Сначала до сознания даже не дошло значение слов «события в Нормандии». Егорычев, никем не остановленный, машинально продолжал свои поиски в эфире.
— События в Нормандии, — задумчиво проговорил он, встретился взглядом с Цератодом, и в ту же секунду оба они, озаренные одной и той же мыслью, воскликнули: «В Нормандии!» Цератод в сильном волнении схватил за плечо невозмутимого Фламмери, которому, очевидно, так же как и его веснушчатому молодому соотечественнику, это географическое название ничего не говорило.
— Вы понимаете, Фламмери: события в Нормандии! Это ведь на берегу Ламанша!..
— Уж не думаете ли вы, — усмехнулся Фламмери, — что это… Он не успел закончить своей фразы, как Цератод перебил его:
— Ну да. Почему это не может быть вторым фронтом?
— А почему это должен быть именно второй фронт? «События» — это слишком общее понятие. Под это понятие прекрасно подойдет… э-э-э… и восстание, и усмирение какой-нибудь партизанской банды, и из ряда вон выходящее наводнение…
— Партизанской банды! И вам не стыдно, капитан Фламмери, так называть героев антифашистской борьбы? — вспылил Егорычев. — Честное слово, если бы…
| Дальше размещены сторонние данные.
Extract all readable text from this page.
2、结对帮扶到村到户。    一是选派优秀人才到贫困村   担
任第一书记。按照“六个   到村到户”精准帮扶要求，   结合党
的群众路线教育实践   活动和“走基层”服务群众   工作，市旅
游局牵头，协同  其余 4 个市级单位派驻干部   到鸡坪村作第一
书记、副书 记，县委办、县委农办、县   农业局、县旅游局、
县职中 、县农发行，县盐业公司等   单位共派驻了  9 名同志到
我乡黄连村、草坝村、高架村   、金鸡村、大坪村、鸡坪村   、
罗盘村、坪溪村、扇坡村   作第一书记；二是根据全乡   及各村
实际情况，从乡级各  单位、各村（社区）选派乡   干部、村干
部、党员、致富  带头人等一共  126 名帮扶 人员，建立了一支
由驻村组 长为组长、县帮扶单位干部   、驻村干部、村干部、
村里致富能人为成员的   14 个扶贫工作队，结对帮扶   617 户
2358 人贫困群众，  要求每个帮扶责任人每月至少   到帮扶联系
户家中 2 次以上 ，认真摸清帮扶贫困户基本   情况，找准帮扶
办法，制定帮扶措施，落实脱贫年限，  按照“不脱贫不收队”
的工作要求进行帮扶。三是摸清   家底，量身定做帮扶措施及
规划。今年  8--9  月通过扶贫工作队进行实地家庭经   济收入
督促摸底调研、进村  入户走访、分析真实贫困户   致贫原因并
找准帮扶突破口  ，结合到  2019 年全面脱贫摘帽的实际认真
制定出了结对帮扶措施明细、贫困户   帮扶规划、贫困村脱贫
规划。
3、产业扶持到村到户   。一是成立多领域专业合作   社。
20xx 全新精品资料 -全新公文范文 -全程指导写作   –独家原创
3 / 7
— Мистер Фламмери не привык затруднять себя выбором выражений, — примирительно промолвил Цератод, полагавший, что сейчас не время ссориться с Егорычевым. — Мистер Фламмери, я уверен, хотел сказать совсем другое, более достойное этих благородных и мужественных людей.
— Я только выражаю свое скромное мнение, — хладнокровно заметил Фламмери, не обращая внимания на предостерегающие жесты Цератода. — Я полагаю, что я и здесь, на острове, имею право пользоваться всей полнотой свобод, которые мне обеспечивает конституция Соединенных Штатов, в том числе и свободой мысли и слова… Я весьма сожалею, что мистер Егорычев, как типичный недемократ, не привык уважать чужие мнения, даже если они в корне противоречат его личным. Я сказал то, что я хотел сказать.